O Sindicato de Professores de Universidades Federais de Belo Horizonte, Montes Claros e Ouro Branco (APUBH UFMG+) promoveu ontem (22/8), em parceria com o Sindifes e a Pró-Reitoria de Recursos Humanos da UFMG (PRORH UFMG), o seminário “Condições de trabalho e qualidade de vida: o servidor da UFMG”, conduzido pela professora do PPGPSI Lívia de Oliveira Borges.
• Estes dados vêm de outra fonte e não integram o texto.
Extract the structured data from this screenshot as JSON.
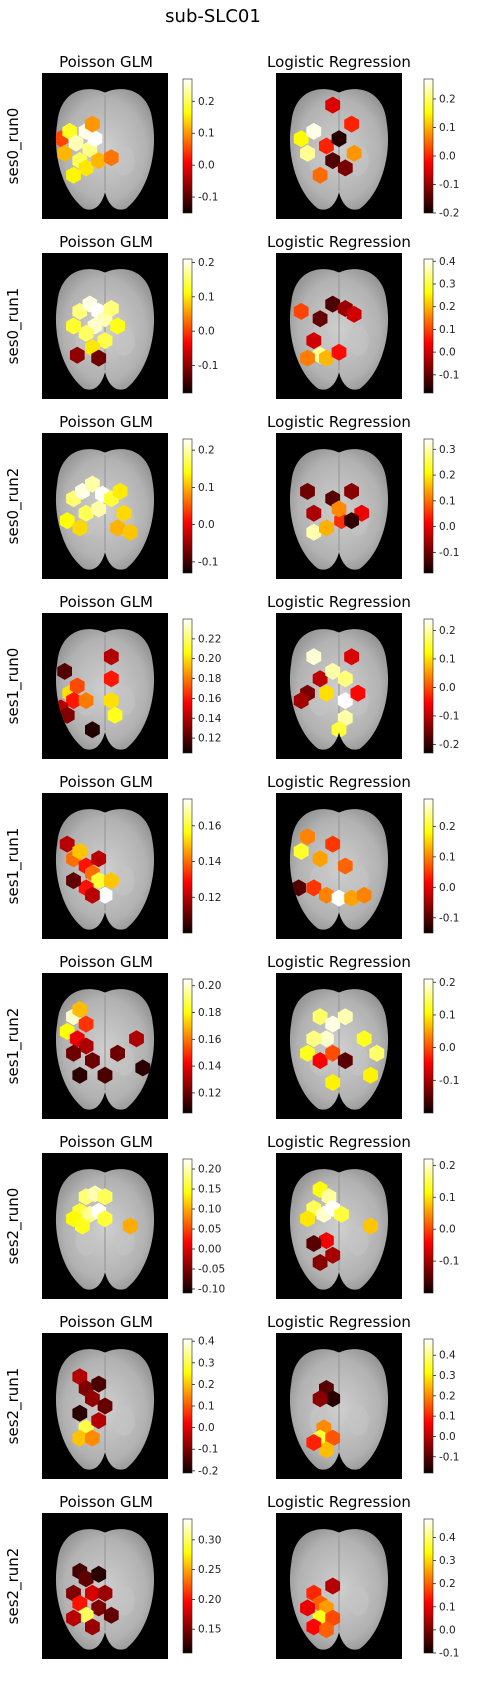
{
  "figure_title": "sub-SLC01",
  "colormap": "hot",
  "chart_data": [
    {
      "type": "heatmap",
      "row": "ses0_run0",
      "title": "Poisson GLM",
      "colorbar": {
        "vmin": -0.15,
        "vmax": 0.27,
        "ticks": [
          "0.2",
          "0.1",
          "0.0",
          "-0.1"
        ]
      },
      "blobs": [
        [
          0.15,
          0.45,
          0.05
        ],
        [
          0.18,
          0.55,
          0.12
        ],
        [
          0.22,
          0.4,
          0.18
        ],
        [
          0.27,
          0.48,
          0.24
        ],
        [
          0.3,
          0.6,
          0.2
        ],
        [
          0.35,
          0.4,
          0.26
        ],
        [
          0.38,
          0.52,
          0.22
        ],
        [
          0.42,
          0.45,
          0.27
        ],
        [
          0.35,
          0.65,
          0.15
        ],
        [
          0.45,
          0.6,
          0.12
        ],
        [
          0.55,
          0.58,
          0.08
        ],
        [
          0.25,
          0.7,
          0.16
        ],
        [
          0.4,
          0.35,
          0.1
        ]
      ]
    },
    {
      "type": "heatmap",
      "row": "ses0_run0",
      "title": "Logistic Regression",
      "colorbar": {
        "vmin": -0.2,
        "vmax": 0.27,
        "ticks": [
          "0.2",
          "0.1",
          "0.0",
          "-0.1",
          "-0.2"
        ]
      },
      "blobs": [
        [
          0.45,
          0.22,
          -0.05
        ],
        [
          0.2,
          0.45,
          0.15
        ],
        [
          0.25,
          0.55,
          0.22
        ],
        [
          0.3,
          0.4,
          0.26
        ],
        [
          0.4,
          0.5,
          0.0
        ],
        [
          0.45,
          0.6,
          -0.15
        ],
        [
          0.5,
          0.45,
          -0.18
        ],
        [
          0.55,
          0.65,
          -0.12
        ],
        [
          0.62,
          0.55,
          0.08
        ],
        [
          0.6,
          0.35,
          0.0
        ],
        [
          0.35,
          0.7,
          0.05
        ]
      ]
    },
    {
      "type": "heatmap",
      "row": "ses0_run1",
      "title": "Poisson GLM",
      "colorbar": {
        "vmin": -0.18,
        "vmax": 0.21,
        "ticks": [
          "0.2",
          "0.1",
          "0.0",
          "-0.1"
        ]
      },
      "blobs": [
        [
          0.3,
          0.4,
          0.16
        ],
        [
          0.38,
          0.35,
          0.2
        ],
        [
          0.45,
          0.4,
          0.21
        ],
        [
          0.5,
          0.45,
          0.18
        ],
        [
          0.55,
          0.38,
          0.16
        ],
        [
          0.42,
          0.5,
          0.19
        ],
        [
          0.35,
          0.55,
          0.15
        ],
        [
          0.25,
          0.5,
          0.13
        ],
        [
          0.6,
          0.5,
          0.12
        ],
        [
          0.5,
          0.6,
          0.14
        ],
        [
          0.4,
          0.65,
          0.1
        ],
        [
          0.28,
          0.7,
          -0.1
        ],
        [
          0.45,
          0.72,
          -0.12
        ]
      ]
    },
    {
      "type": "heatmap",
      "row": "ses0_run1",
      "title": "Logistic Regression",
      "colorbar": {
        "vmin": -0.18,
        "vmax": 0.41,
        "ticks": [
          "0.4",
          "0.3",
          "0.2",
          "0.1",
          "0.0",
          "-0.1"
        ]
      },
      "blobs": [
        [
          0.2,
          0.4,
          0.1
        ],
        [
          0.35,
          0.45,
          -0.1
        ],
        [
          0.45,
          0.35,
          -0.12
        ],
        [
          0.55,
          0.38,
          -0.05
        ],
        [
          0.62,
          0.42,
          0.0
        ],
        [
          0.3,
          0.6,
          0.0
        ],
        [
          0.35,
          0.7,
          0.35
        ],
        [
          0.25,
          0.72,
          0.15
        ],
        [
          0.4,
          0.72,
          0.2
        ],
        [
          0.5,
          0.68,
          0.05
        ]
      ]
    },
    {
      "type": "heatmap",
      "row": "ses0_run2",
      "title": "Poisson GLM",
      "colorbar": {
        "vmin": -0.13,
        "vmax": 0.23,
        "ticks": [
          "0.2",
          "0.1",
          "0.0",
          "-0.1"
        ]
      },
      "blobs": [
        [
          0.25,
          0.45,
          0.18
        ],
        [
          0.32,
          0.4,
          0.22
        ],
        [
          0.4,
          0.35,
          0.2
        ],
        [
          0.48,
          0.42,
          0.23
        ],
        [
          0.55,
          0.45,
          0.16
        ],
        [
          0.62,
          0.4,
          0.13
        ],
        [
          0.35,
          0.55,
          0.17
        ],
        [
          0.45,
          0.52,
          0.2
        ],
        [
          0.65,
          0.55,
          0.12
        ],
        [
          0.6,
          0.65,
          0.1
        ],
        [
          0.7,
          0.68,
          0.11
        ],
        [
          0.2,
          0.6,
          0.14
        ],
        [
          0.3,
          0.65,
          0.12
        ]
      ]
    },
    {
      "type": "heatmap",
      "row": "ses0_run2",
      "title": "Logistic Regression",
      "colorbar": {
        "vmin": -0.18,
        "vmax": 0.34,
        "ticks": [
          "0.3",
          "0.2",
          "0.1",
          "0.0",
          "-0.1"
        ]
      },
      "blobs": [
        [
          0.25,
          0.4,
          -0.1
        ],
        [
          0.3,
          0.55,
          -0.05
        ],
        [
          0.45,
          0.45,
          -0.12
        ],
        [
          0.52,
          0.6,
          0.05
        ],
        [
          0.6,
          0.4,
          -0.08
        ],
        [
          0.68,
          0.55,
          0.0
        ],
        [
          0.3,
          0.68,
          0.3
        ],
        [
          0.4,
          0.65,
          0.15
        ],
        [
          0.5,
          0.52,
          0.12
        ],
        [
          0.6,
          0.6,
          -0.15
        ]
      ]
    },
    {
      "type": "heatmap",
      "row": "ses1_run0",
      "title": "Poisson GLM",
      "colorbar": {
        "vmin": 0.105,
        "vmax": 0.24,
        "ticks": [
          "0.22",
          "0.20",
          "0.18",
          "0.16",
          "0.14",
          "0.12"
        ]
      },
      "blobs": [
        [
          0.18,
          0.4,
          0.12
        ],
        [
          0.22,
          0.55,
          0.2
        ],
        [
          0.28,
          0.5,
          0.17
        ],
        [
          0.25,
          0.6,
          0.16
        ],
        [
          0.35,
          0.6,
          0.18
        ],
        [
          0.15,
          0.65,
          0.14
        ],
        [
          0.2,
          0.7,
          0.13
        ],
        [
          0.55,
          0.3,
          0.14
        ],
        [
          0.55,
          0.45,
          0.16
        ],
        [
          0.55,
          0.6,
          0.2
        ],
        [
          0.58,
          0.7,
          0.21
        ],
        [
          0.4,
          0.8,
          0.11
        ]
      ]
    },
    {
      "type": "heatmap",
      "row": "ses1_run0",
      "title": "Logistic Regression",
      "colorbar": {
        "vmin": -0.23,
        "vmax": 0.24,
        "ticks": [
          "0.2",
          "0.1",
          "0.0",
          "-0.1",
          "-0.2"
        ]
      },
      "blobs": [
        [
          0.3,
          0.3,
          0.22
        ],
        [
          0.35,
          0.45,
          -0.1
        ],
        [
          0.25,
          0.55,
          -0.15
        ],
        [
          0.2,
          0.6,
          -0.12
        ],
        [
          0.45,
          0.4,
          0.2
        ],
        [
          0.55,
          0.45,
          0.18
        ],
        [
          0.4,
          0.55,
          0.1
        ],
        [
          0.55,
          0.6,
          0.24
        ],
        [
          0.55,
          0.72,
          0.2
        ],
        [
          0.5,
          0.8,
          0.15
        ],
        [
          0.65,
          0.55,
          -0.05
        ],
        [
          0.6,
          0.3,
          -0.08
        ]
      ]
    },
    {
      "type": "heatmap",
      "row": "ses1_run1",
      "title": "Poisson GLM",
      "colorbar": {
        "vmin": 0.1,
        "vmax": 0.175,
        "ticks": [
          "0.16",
          "0.14",
          "0.12"
        ]
      },
      "blobs": [
        [
          0.2,
          0.35,
          0.12
        ],
        [
          0.25,
          0.45,
          0.14
        ],
        [
          0.3,
          0.4,
          0.15
        ],
        [
          0.35,
          0.5,
          0.13
        ],
        [
          0.4,
          0.55,
          0.14
        ],
        [
          0.45,
          0.6,
          0.16
        ],
        [
          0.35,
          0.65,
          0.13
        ],
        [
          0.25,
          0.6,
          0.11
        ],
        [
          0.5,
          0.7,
          0.175
        ],
        [
          0.4,
          0.7,
          0.12
        ],
        [
          0.55,
          0.6,
          0.15
        ],
        [
          0.45,
          0.45,
          0.12
        ]
      ]
    },
    {
      "type": "heatmap",
      "row": "ses1_run1",
      "title": "Logistic Regression",
      "colorbar": {
        "vmin": -0.15,
        "vmax": 0.29,
        "ticks": [
          "0.2",
          "0.1",
          "0.0",
          "-0.1"
        ]
      },
      "blobs": [
        [
          0.2,
          0.4,
          0.2
        ],
        [
          0.25,
          0.3,
          0.1
        ],
        [
          0.35,
          0.45,
          0.12
        ],
        [
          0.45,
          0.35,
          0.05
        ],
        [
          0.55,
          0.5,
          0.08
        ],
        [
          0.3,
          0.65,
          0.05
        ],
        [
          0.4,
          0.7,
          0.1
        ],
        [
          0.5,
          0.72,
          0.29
        ],
        [
          0.6,
          0.72,
          0.12
        ],
        [
          0.7,
          0.7,
          0.1
        ],
        [
          0.18,
          0.65,
          -0.1
        ]
      ]
    },
    {
      "type": "heatmap",
      "row": "ses1_run2",
      "title": "Poisson GLM",
      "colorbar": {
        "vmin": 0.105,
        "vmax": 0.205,
        "ticks": [
          "0.20",
          "0.18",
          "0.16",
          "0.14",
          "0.12"
        ]
      },
      "blobs": [
        [
          0.25,
          0.3,
          0.2
        ],
        [
          0.3,
          0.25,
          0.17
        ],
        [
          0.35,
          0.35,
          0.15
        ],
        [
          0.2,
          0.4,
          0.18
        ],
        [
          0.28,
          0.45,
          0.14
        ],
        [
          0.35,
          0.5,
          0.13
        ],
        [
          0.25,
          0.55,
          0.12
        ],
        [
          0.4,
          0.6,
          0.12
        ],
        [
          0.5,
          0.7,
          0.115
        ],
        [
          0.6,
          0.55,
          0.12
        ],
        [
          0.75,
          0.45,
          0.13
        ],
        [
          0.8,
          0.65,
          0.11
        ],
        [
          0.3,
          0.7,
          0.11
        ]
      ]
    },
    {
      "type": "heatmap",
      "row": "ses1_run2",
      "title": "Logistic Regression",
      "colorbar": {
        "vmin": -0.2,
        "vmax": 0.21,
        "ticks": [
          "0.2",
          "0.1",
          "0.0",
          "-0.1"
        ]
      },
      "blobs": [
        [
          0.35,
          0.3,
          0.15
        ],
        [
          0.45,
          0.35,
          0.2
        ],
        [
          0.55,
          0.3,
          0.18
        ],
        [
          0.4,
          0.45,
          0.19
        ],
        [
          0.3,
          0.45,
          0.16
        ],
        [
          0.25,
          0.55,
          0.12
        ],
        [
          0.35,
          0.6,
          -0.05
        ],
        [
          0.45,
          0.55,
          0.0
        ],
        [
          0.55,
          0.6,
          -0.15
        ],
        [
          0.45,
          0.75,
          0.1
        ],
        [
          0.7,
          0.45,
          0.12
        ],
        [
          0.8,
          0.55,
          0.15
        ],
        [
          0.75,
          0.7,
          0.1
        ]
      ]
    },
    {
      "type": "heatmap",
      "row": "ses2_run0",
      "title": "Poisson GLM",
      "colorbar": {
        "vmin": -0.11,
        "vmax": 0.225,
        "ticks": [
          "0.20",
          "0.15",
          "0.10",
          "0.05",
          "0.00",
          "-0.05",
          "-0.10"
        ]
      },
      "blobs": [
        [
          0.35,
          0.3,
          0.18
        ],
        [
          0.42,
          0.28,
          0.2
        ],
        [
          0.3,
          0.4,
          0.16
        ],
        [
          0.38,
          0.42,
          0.19
        ],
        [
          0.45,
          0.4,
          0.225
        ],
        [
          0.25,
          0.45,
          0.14
        ],
        [
          0.32,
          0.5,
          0.15
        ],
        [
          0.5,
          0.3,
          0.17
        ],
        [
          0.5,
          0.45,
          0.16
        ],
        [
          0.7,
          0.5,
          0.1
        ]
      ]
    },
    {
      "type": "heatmap",
      "row": "ses2_run0",
      "title": "Logistic Regression",
      "colorbar": {
        "vmin": -0.2,
        "vmax": 0.22,
        "ticks": [
          "0.2",
          "0.1",
          "0.0",
          "-0.1"
        ]
      },
      "blobs": [
        [
          0.35,
          0.25,
          0.12
        ],
        [
          0.42,
          0.3,
          0.18
        ],
        [
          0.3,
          0.38,
          0.15
        ],
        [
          0.38,
          0.42,
          0.2
        ],
        [
          0.45,
          0.38,
          0.22
        ],
        [
          0.25,
          0.45,
          0.1
        ],
        [
          0.52,
          0.42,
          0.14
        ],
        [
          0.4,
          0.6,
          -0.05
        ],
        [
          0.3,
          0.62,
          -0.15
        ],
        [
          0.45,
          0.7,
          -0.1
        ],
        [
          0.35,
          0.75,
          -0.12
        ],
        [
          0.75,
          0.5,
          0.08
        ]
      ]
    },
    {
      "type": "heatmap",
      "row": "ses2_run1",
      "title": "Poisson GLM",
      "colorbar": {
        "vmin": -0.21,
        "vmax": 0.41,
        "ticks": [
          "0.4",
          "0.3",
          "0.2",
          "0.1",
          "0.0",
          "-0.1",
          "-0.2"
        ]
      },
      "blobs": [
        [
          0.3,
          0.3,
          -0.05
        ],
        [
          0.35,
          0.38,
          -0.1
        ],
        [
          0.45,
          0.35,
          -0.15
        ],
        [
          0.4,
          0.45,
          -0.08
        ],
        [
          0.5,
          0.5,
          -0.12
        ],
        [
          0.3,
          0.55,
          -0.18
        ],
        [
          0.35,
          0.65,
          0.3
        ],
        [
          0.3,
          0.72,
          0.2
        ],
        [
          0.4,
          0.72,
          0.15
        ],
        [
          0.45,
          0.6,
          -0.05
        ]
      ]
    },
    {
      "type": "heatmap",
      "row": "ses2_run1",
      "title": "Logistic Regression",
      "colorbar": {
        "vmin": -0.18,
        "vmax": 0.48,
        "ticks": [
          "0.4",
          "0.3",
          "0.2",
          "0.1",
          "0.0",
          "-0.1"
        ]
      },
      "blobs": [
        [
          0.4,
          0.38,
          -0.1
        ],
        [
          0.45,
          0.45,
          -0.15
        ],
        [
          0.35,
          0.45,
          -0.05
        ],
        [
          0.38,
          0.65,
          0.2
        ],
        [
          0.35,
          0.72,
          0.35
        ],
        [
          0.45,
          0.72,
          0.15
        ],
        [
          0.4,
          0.8,
          0.25
        ],
        [
          0.3,
          0.75,
          0.1
        ]
      ]
    },
    {
      "type": "heatmap",
      "row": "ses2_run2",
      "title": "Poisson GLM",
      "colorbar": {
        "vmin": 0.11,
        "vmax": 0.335,
        "ticks": [
          "0.30",
          "0.25",
          "0.20",
          "0.15"
        ]
      },
      "blobs": [
        [
          0.3,
          0.4,
          0.13
        ],
        [
          0.35,
          0.45,
          0.14
        ],
        [
          0.45,
          0.42,
          0.12
        ],
        [
          0.25,
          0.55,
          0.15
        ],
        [
          0.4,
          0.55,
          0.18
        ],
        [
          0.5,
          0.55,
          0.16
        ],
        [
          0.3,
          0.62,
          0.2
        ],
        [
          0.45,
          0.65,
          0.15
        ],
        [
          0.35,
          0.7,
          0.3
        ],
        [
          0.55,
          0.7,
          0.14
        ],
        [
          0.25,
          0.72,
          0.17
        ],
        [
          0.4,
          0.78,
          0.16
        ]
      ]
    },
    {
      "type": "heatmap",
      "row": "ses2_run2",
      "title": "Logistic Regression",
      "colorbar": {
        "vmin": -0.1,
        "vmax": 0.48,
        "ticks": [
          "0.4",
          "0.3",
          "0.2",
          "0.1",
          "0.0",
          "-0.1"
        ]
      },
      "blobs": [
        [
          0.3,
          0.55,
          0.15
        ],
        [
          0.35,
          0.62,
          0.2
        ],
        [
          0.25,
          0.65,
          0.1
        ],
        [
          0.4,
          0.65,
          0.25
        ],
        [
          0.35,
          0.72,
          0.35
        ],
        [
          0.45,
          0.72,
          0.18
        ],
        [
          0.3,
          0.78,
          0.12
        ],
        [
          0.4,
          0.8,
          0.2
        ],
        [
          0.45,
          0.5,
          0.05
        ]
      ]
    }
  ]
}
A apresentação ocorreu no auditório Neidson Rodrigues, na Faculdade de Educação.

O seminário contemplou resultados de uma pesquisa conduzida de 2015 a 2019 que propôs olhar, a partir da Psicologia do Trabalho, para os servidores da UFMG que, segundo Lívia, “se distribuem pela universidade em multiplicidade”. Nesse campo, as análises se voltaram para a percepção das condições de trabalho e a saúde mental dos servidores. De acordo com os achados da pesquisa, classificados como “surpreendentes” pela professora, as condições de trabalho têm um grande peso na saúde mentaldos servidores da UFMG; a busca por um melhoramento na qualidade de vista destes deve, então, passar por mudanças nas condições de trabalho para fins de prevenção, e não se ater apenas ao tratamento.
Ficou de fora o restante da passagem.